1. Understand the regulations – essentially, both AS 15 and Ind AS 19 require that an assumption be made about how many people are expected to leave the service of the employer in future. The point to note here is that the assumption is made about future, not the past. The past experience should only be used as a guide to set the assumption.

2. Do not blindly set the attrition rate assumption to be equal to the attrition rate over the accounting period, or any other measure of historical employee attrition. The historical attrition is only a guide to setting the assumption and must be adjusted to reflect the events expected to happen in future.

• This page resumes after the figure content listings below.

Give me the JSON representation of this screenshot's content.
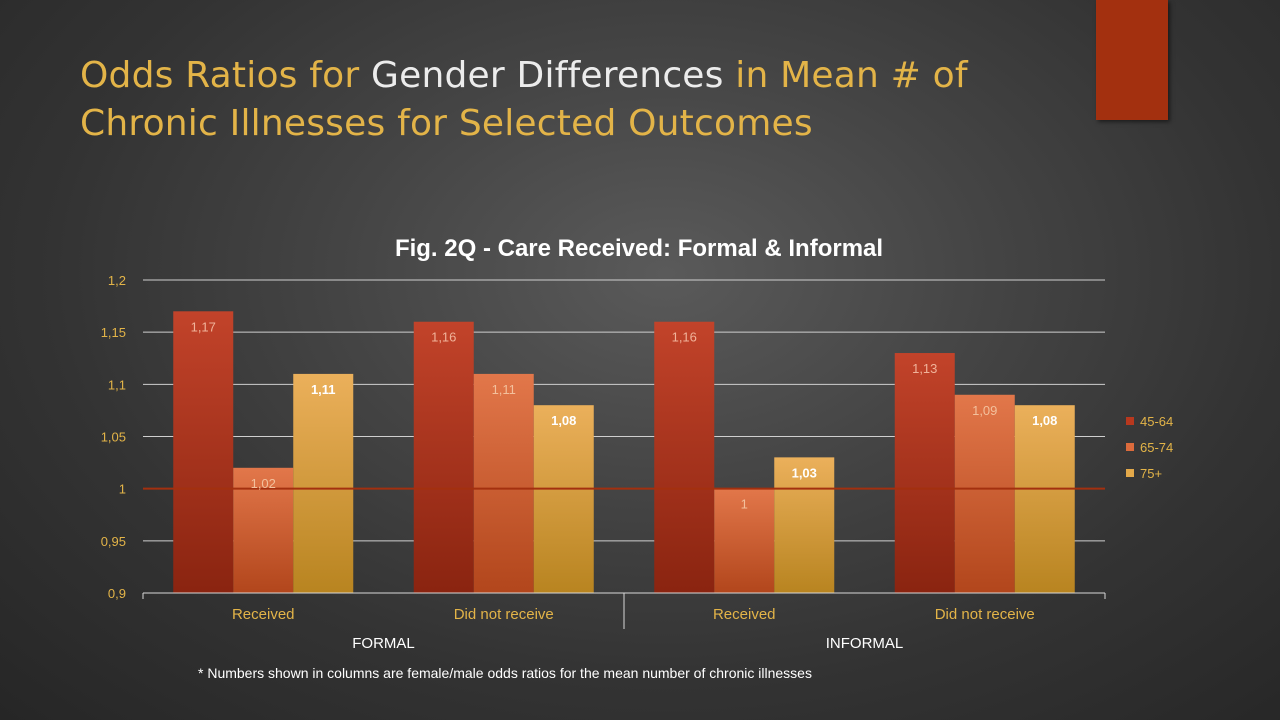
{
  "slide": {
    "title_part1": "Odds Ratios for ",
    "title_part2": "Gender Differences",
    "title_part3": " in Mean # of",
    "title_line2": "Chronic Illnesses for Selected Outcomes",
    "footnote": "* Numbers shown in columns are female/male odds ratios for the mean number of chronic illnesses"
  },
  "colors": {
    "title_accent": "#e3b448",
    "accent_block": "#a3300f",
    "series_45_64": "#b8381e",
    "series_65_74": "#dc6b3c",
    "series_75plus": "#e3a94a",
    "reference_line": "#a3300f"
  },
  "chart_data": {
    "type": "bar",
    "title": "Fig. 2Q - Care Received: Formal & Informal",
    "categories": [
      "Received",
      "Did not receive",
      "Received",
      "Did not receive"
    ],
    "groups": [
      {
        "label": "FORMAL",
        "categories": [
          "Received",
          "Did not receive"
        ]
      },
      {
        "label": "INFORMAL",
        "categories": [
          "Received",
          "Did not receive"
        ]
      }
    ],
    "series": [
      {
        "name": "45-64",
        "values": [
          1.17,
          1.16,
          1.16,
          1.13
        ],
        "labels": [
          "1,17",
          "1,16",
          "1,16",
          "1,13"
        ]
      },
      {
        "name": "65-74",
        "values": [
          1.02,
          1.11,
          1.0,
          1.09
        ],
        "labels": [
          "1,02",
          "1,11",
          "1",
          "1,09"
        ]
      },
      {
        "name": "75+",
        "values": [
          1.11,
          1.08,
          1.03,
          1.08
        ],
        "labels": [
          "1,11",
          "1,08",
          "1,03",
          "1,08"
        ]
      }
    ],
    "yticks": [
      {
        "value": 0.9,
        "label": "0,9"
      },
      {
        "value": 0.95,
        "label": "0,95"
      },
      {
        "value": 1.0,
        "label": "1"
      },
      {
        "value": 1.05,
        "label": "1,05"
      },
      {
        "value": 1.1,
        "label": "1,1"
      },
      {
        "value": 1.15,
        "label": "1,15"
      },
      {
        "value": 1.2,
        "label": "1,2"
      }
    ],
    "ylim": [
      0.9,
      1.2
    ],
    "reference_line": 1.0,
    "grid": true,
    "legend_position": "right",
    "xlabel": "",
    "ylabel": ""
  }
}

For example, a company may have experienced an attrition rate of 12.58%, but if the company personnel expect that the future experience will be just 5%, e.g. due to a retention plan being rolled out, then the assumption should be 5% and not 12.58%.

3. Generally, companies make assumptions about future attrition for business planning purposes such as recruitment, redundancies, budgeting etc. Attrition assumption should be consistent with these business plans. However, a distinction must be made between the ‘business’ attrition assumption, which would allow for new employees that will be recruited in future, and the ‘actuarial’ attrition assumption, which only relates to the expected attrition of the existing employees. Since the attrition rate decreases as the employees stay longer, one may expect the actuarial assumption to be somewhat lower than the corresponding business assumption.

4. The attrition assumption for actuarial valuation must allow for all sources of attrition likely to happen in future, for example, any redundancies planned in future. These sources may not be adequately captured in the past attrition.

5. When setting the attrition assumption, it is important to understand that the assumption is not being set for the next year alone. The assumption is a ‘time-average’ of attrition rate over a long-term, generally agreed to be the term equal to the duration of liability. The historical attrition experience will be volatile, and using that as the sole basis for attrition assumption will create unnecessary volatility in the actuarial results.

6. As far as possible, the attrition assumption should not change year on year, unless the company’s view about future attrition is changed. There will be years in which attrition will increase or decrease because of random fluctuations, but having a year of higher or lower than expected attrition does not mean that the assumption needs a revision.

7. Using a staggered attrition rate assumption can often improve the accuracy of an actuarial valuation and make the results more stable. For example, companies can set different attrition assumption for different cost-centres or locations. Attrition assumption that varies with time in service or attained age, can also be used. This is particularly useful for small companies whose employees have accrued considerable past service.

Separate posts are available providing guidance on setting the discount rate and salary escalation rate. Future posts will provide an understanding of other actuarial assumptions.